DEER ISLE, Maine — On a bright October day made notable by golden leaves falling through the deep blue sky, Spike Carter of Stonington was in search of a different kind of gold: small yellow apples that had fallen at the base of a gnarled and overgrown tree.
The tree, surely planted by an industrious, long-gone farmer, is now hidden in the woods that have grown up around it. The tart, abundant and tasty apples were unlikely to be collected or even found by human hands — until Carter came along. A few years ago, the 27-year-old freelance writer had something of an epiphany when he came to the island to visit his mother and saw all the forgotten apple trees that were no longer being tended or harvested but still producing fruit.
“It just completely blew me away,” Carter said. “And cider’s the best way of reducing an abundance of apples into something manageable.”
The apples changed his career path. He’d moved to Maine from Chicago with the intention of becoming a brewer but soon set his sights on staying in Stonington and learning to make apple cider, a drink he previously had avoided.
“I kind of hated apple cider before,” he said. “A lot of cider is really insipid and cloyingly sweet, and I don’t have much of a sweet tooth.”
But the cider he is making now at his new business, Pinch Cidery of Stonington, is none of those things. A recent cider tasting revealed that it’s much more dry than sweet, with a tart, complex flavor that has an undeniable — and far from unpleasant — funk. The taste changes from batch to batch, he said, depending on many different variables.
“Because nature is wildly inconsistent, I would never want to take a stab at consistency,” Carter said of his cider.
To learn how to make cider, Carter got in touch with Andy Brennan of Aaron Burr Cidery in Wurtsboro, New York, who makes small-batch craft hard cider that is on the menus of some of the most acclaimed restaurants in New York City. The two hit it off, and Carter went to New York to help Brennan harvest and to learn some of the tricks of making really good cider, though for the moment he is focusing on fresh cider, not the hard variety.

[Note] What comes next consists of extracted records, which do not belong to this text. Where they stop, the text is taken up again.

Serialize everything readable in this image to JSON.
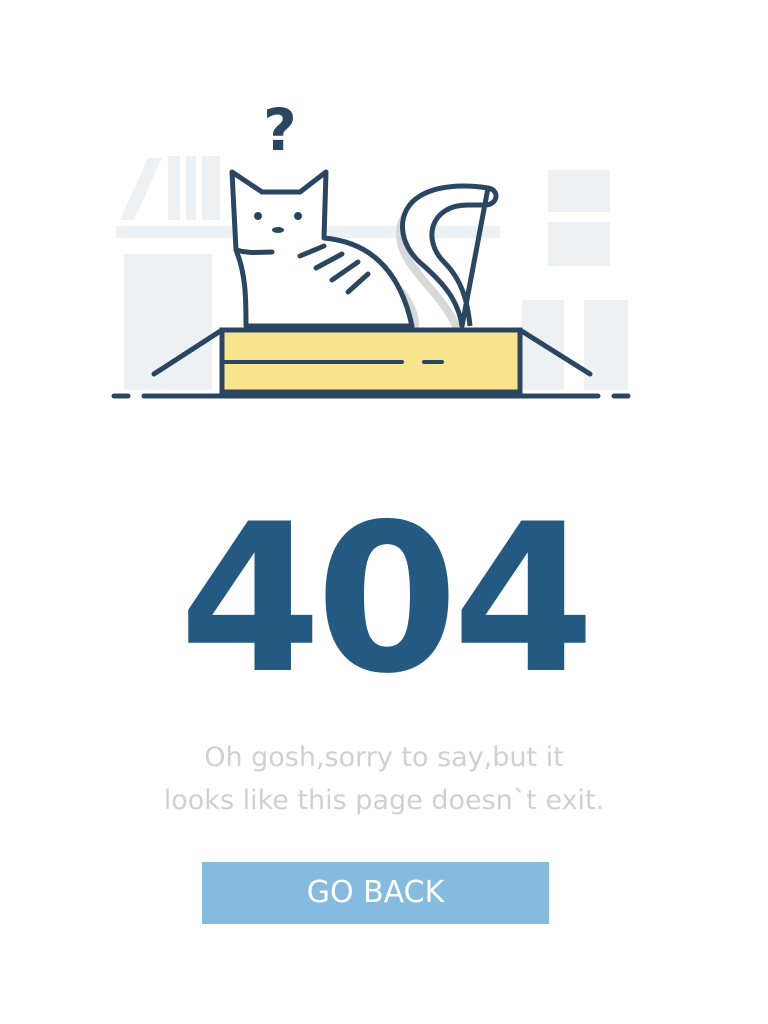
{
  "error": {
    "code": "404",
    "message_line1": "Oh gosh,sorry to say,but it",
    "message_line2": "looks like this page doesn`t exit."
  },
  "actions": {
    "go_back_label": "GO BACK"
  },
  "illustration": {
    "question_mark": "?"
  },
  "colors": {
    "code": "#245a82",
    "message": "#d0d0d0",
    "button_bg": "#86bbe0",
    "button_text": "#ffffff",
    "outline": "#2b4660",
    "box_fill": "#f8e48c",
    "background_shapes": "#eef1f4"
  }
}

When Carter came back home, he knew he wanted to make naturally fermented cider using only wild yeast from the apples themselves and to only use the wild, or “feral,” apples from trees he’s found on Deer Isle — no apples from anywhere else or from tended or sprayed orchards. To take them, he asks permission from landowners, who have so far been welcoming but often perplexed that someone would want the wild apples from their oft-forgotten trees, he said. He thanks them with the gift of a bottle of cider.
Carter is intensely interested in the concept of terroir, the idea that a particular region’s climate, soil, proximity to the ocean and other factors can affect the taste of a product like wine or cider.
“It’s fully an expression of Deer Isle, which keeps me pretty fascinated.”
Right now, cider from Pinch Cidery is only available for sale at Charcuterie in Unity, run by Amish chef Matthew Secich. Carter said that the fresh cider for sale there starts at $17 for 750 milliliters.
“It’s pretty unique. It’s all wild apples, coming from the coast of Deer Isle,” Secich said. “It’s really exceptional cider.”